Другая часть думала: всё эти годы, когда она смотрела на него — она смотрела иначе. И я это знала. Я просто не давала себе знать.
— Таня, — сказала я наконец.
— Да?
— Зачем ты мне это говоришь?
Она замолчала. Потом тихо:
— Потому что мне нужно было сказать. Я не могла… с этим. Одна.
Вот оно. Ей нужно было. Не мне — ей. Чтобы стало легче. Чтобы положить это на меня и выдохнуть.
Я смотрела в окно. Мужик с биглем уже ушёл. Двор был пустой.
— Я перезвоню тебе, — сказала я.
Положила трубку. Не перезвонила.
На кладбище я поехала одна.
Было начало октября — тот день, когда уже холодно, но ещё не по-настоящему. Листья лежали на дорожках мокрые, жёлтые. Пахло землёй и чем-то горьким — не знаю чем. Кладбище так пахнет в октябре.
Тишина стояла такая, что было слышно, как где-то далеко каркает ворона.
Я сидела на скамейке у могилы. Смотрела на фотографию — ту же, что дома, с дачи, где Игорь смеётся. Фотограф тогда что-то сказал смешное, я уже не помню что. Игорь запрокинул голову и смеялся по-настоящему.
Я думала: он смеялся так не часто. Надо было чаще его смешить.
Руки в перчатках лежали на коленях. Перчатки были его — тёмно-синие, шерстяные. Я нашла их в кармане его куртки, когда разбирала вещи, и не смогла убрать в шкаф. Просто надела. Они были велики — пальцы болтались.
Его перчатки. Его руки были большие.
Татьяна знала это. Видела его руки восемнадцать лет. И любила его — молча, аккуратно, не позволяя себе лишнего. Может, это было честно. Может, это было достойно.
Я сидела и пыталась понять: злюсь ли я на неё?
Не могла понять.
Злость — это когда знаешь, за что. А здесь — что? За то, что чувствовала? За то, что сказала? За то, что восемнадцать лет была рядом — и это было настоящим, я в это верила, и это не стало ненастоящим от одного звонка. Но и прежним — тоже не осталось.
Телефон лежал в кармане. Татьяна написала вчера.
Свет, я понимаю, что тебе нужно время. Я здесь. Когда будешь готова.
Я прочитала. Убрала телефон.
Листья шуршали под ногами редких людей на дальней аллее. Где-то звякнула лейка. Обычный октябрьский день на кладбище.
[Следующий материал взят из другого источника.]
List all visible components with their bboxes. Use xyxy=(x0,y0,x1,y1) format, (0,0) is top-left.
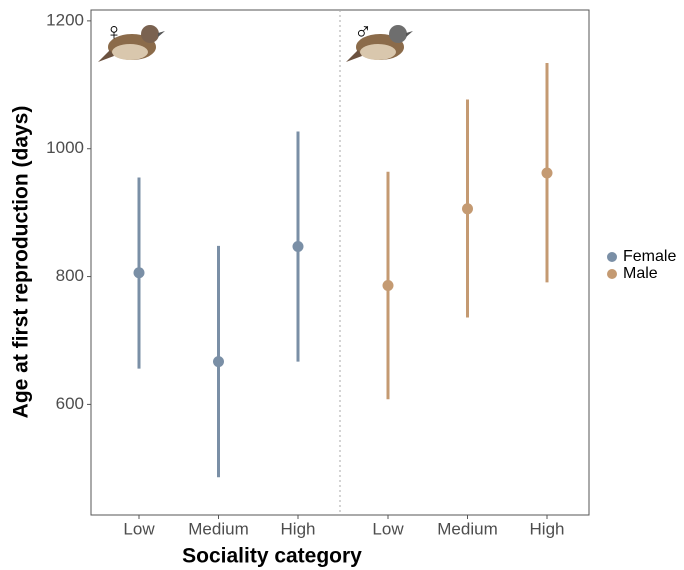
sex-symbol: ♀ xyxy=(105,18,123,45)
y-axis-title: Age at first reproduction (days) xyxy=(10,106,33,419)
x-tick-label: Medium xyxy=(437,519,497,538)
bird-icon xyxy=(346,25,413,62)
x-tick-label: Low xyxy=(372,519,404,538)
y-tick-label: 800 xyxy=(56,266,84,285)
legend-label: Male xyxy=(623,265,658,282)
x-tick-label: High xyxy=(530,519,565,538)
legend-key xyxy=(607,269,617,279)
x-tick-label: Low xyxy=(123,519,155,538)
point xyxy=(462,203,473,215)
y-tick-label: 1200 xyxy=(46,10,84,29)
bird-icon xyxy=(98,25,165,62)
sex-symbol: ♂ xyxy=(354,18,372,45)
x-tick-label: High xyxy=(281,519,316,538)
legend-key xyxy=(607,252,617,262)
point xyxy=(292,241,304,253)
point xyxy=(213,356,224,368)
point xyxy=(133,267,145,279)
point xyxy=(382,280,394,292)
point xyxy=(541,167,553,179)
y-tick-label: 600 xyxy=(56,394,84,413)
x-tick-label: Medium xyxy=(188,519,248,538)
y-tick-label: 1000 xyxy=(46,138,84,157)
legend-label: Female xyxy=(623,248,676,265)
x-axis-title: Sociality category xyxy=(182,545,362,568)
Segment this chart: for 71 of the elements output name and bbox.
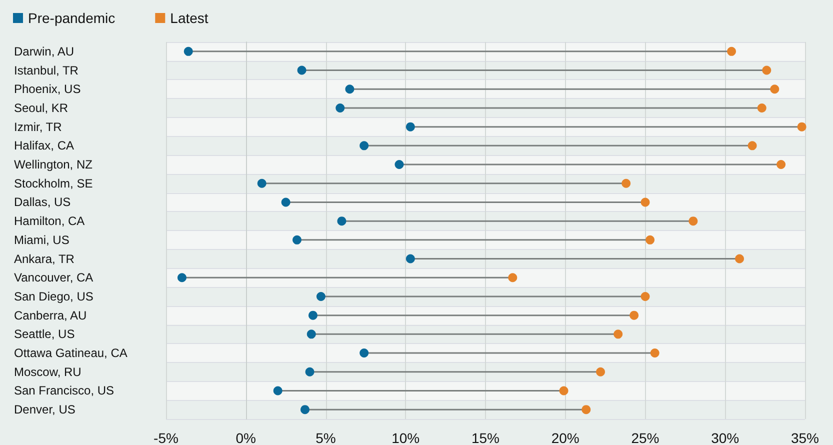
y-tick-label: Phoenix, US (14, 82, 81, 96)
y-tick-label: Ottawa Gatineau, CA (14, 346, 128, 360)
point (300, 405, 310, 414)
point (406, 254, 415, 264)
point (292, 235, 302, 244)
legend-label: Latest (170, 10, 208, 26)
y-tick-label: Wellington, NZ (14, 158, 92, 172)
point (394, 160, 404, 170)
point (614, 330, 623, 339)
point (184, 46, 193, 56)
y-tick-label: San Francisco, US (14, 384, 114, 398)
x-tick-label: 30% (711, 430, 740, 445)
y-tick-label: Halifax, CA (14, 138, 74, 153)
point (735, 254, 744, 264)
point (646, 235, 655, 244)
point (559, 386, 568, 396)
x-tick-label: 15% (471, 430, 500, 445)
y-tick-label: Moscow, RU (14, 364, 82, 379)
point (406, 122, 415, 132)
x-tick-label: -5% (154, 430, 178, 445)
x-tick-label: 25% (631, 430, 660, 445)
x-tick-label: 35% (790, 430, 820, 445)
y-tick-label: San Diego, US (14, 289, 94, 304)
y-tick-label: Ankara, TR (14, 252, 75, 266)
point (762, 66, 772, 75)
point (688, 216, 698, 226)
point (273, 386, 282, 396)
point (630, 310, 639, 320)
point (316, 292, 326, 301)
point (582, 405, 591, 414)
point (281, 198, 290, 207)
point (297, 66, 306, 75)
point (776, 160, 786, 170)
point (748, 141, 757, 150)
y-tick-label: Istanbul, TR (14, 63, 79, 78)
point (308, 310, 318, 320)
point (640, 292, 650, 301)
point (336, 103, 345, 112)
x-tick-label: 0% (236, 430, 256, 445)
y-tick-label: Denver, US (14, 402, 76, 417)
y-tick-label: Seattle, US (14, 327, 75, 342)
point (360, 348, 369, 358)
point (596, 367, 606, 376)
y-tick-label: Dallas, US (14, 195, 71, 210)
legend-label: Pre-pandemic (28, 10, 116, 26)
point (337, 216, 346, 226)
y-tick-label: Darwin, AU (14, 44, 74, 58)
x-tick-label: 10% (392, 430, 420, 445)
y-tick-label: Izmir, TR (14, 120, 62, 134)
point (508, 273, 518, 282)
point (797, 122, 806, 132)
point (650, 348, 660, 358)
y-tick-label: Vancouver, CA (14, 270, 94, 285)
y-tick-label: Hamilton, CA (14, 214, 85, 228)
point (360, 141, 369, 150)
point (757, 103, 766, 112)
y-tick-label: Seoul, KR (14, 100, 68, 115)
x-tick-label: 5% (316, 430, 336, 445)
point (770, 84, 780, 94)
y-tick-label: Miami, US (14, 232, 70, 247)
y-tick-label: Stockholm, SE (14, 176, 93, 190)
point (727, 46, 736, 56)
point (177, 273, 186, 282)
y-tick-label: Canberra, AU (14, 308, 87, 322)
point (345, 84, 354, 94)
point (257, 178, 266, 188)
point (640, 198, 650, 207)
x-tick-label: 20% (551, 430, 580, 445)
point (622, 178, 631, 188)
point (305, 367, 314, 376)
point (306, 330, 316, 339)
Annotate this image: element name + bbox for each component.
— Ты знал? — спросила я вслух.
Фотография не ответила. Игорь смеялся.
Вот в чём была настоящая боль — не в Татьяне. В том, что я никогда не узнаю. Он унёс это с собой. Знал ли он, что она смотрит на него иначе? Чувствовал ли что-то в ответ? Говорил мне всё? Я верила, что говорил всё. Теперь не знала, во что верить.
Он умер в феврале, в пять утра, и я держала его за руку, и последнее, что он сказал, было совсем не то, что говорят в кино. Он сказал: закрой форточку, дует.
Я закрыла форточку. Он умер через двадцать минут.
Я встала. Поправила цветы у камня — хризантемы, белые, уже чуть подмёрзшие. Постояла ещё немного.
Потом пошла к выходу.
Татьяна позвонила ещё раз через неделю.
Я смотрела на экран — её имя, фотография, которую я сама сделала три года назад в кафе на Тверской. Она смеялась там, жмурилась от солнца. Хорошая фотография.
Я не взяла трубку.
Потом написала ей сообщение. Долго думала что написать. В итоге написала коротко:
Таня, мне нужно время. Не знаю сколько. Не жди.
Она ответила: хорошо.
И больше не писала.
Я не знаю, правильно ли я поступила. Иногда думаю: она была честной — в главном. Не изменяла мне ничем, кроме чувства, которое нельзя выбрать. Может, позвонила из жестокости — а может, из той же потребности в честности, которую я всегда в ней ценила.
Но я не могла взять трубку. Не потому что злилась.
Просто я потеряла мужа. И в тот же месяц потеряла восемнадцать лет дружбы — не потому что они оказались ненастоящими, а потому что они стали другими. Я смотрела на них теперь иначе. И не знала, можно ли смотреть по-старому снова.
Может, когда-нибудь смогу.
Щербатые тарелки я так и не выбросила. Стоят в сушилке.
Восемнадцать лет — это много. Это не выбрасывают за один звонок.
Только вот не знаю, что с этим теперь делать.
А вы бы взяли трубку? Или тоже написали бы: не жди?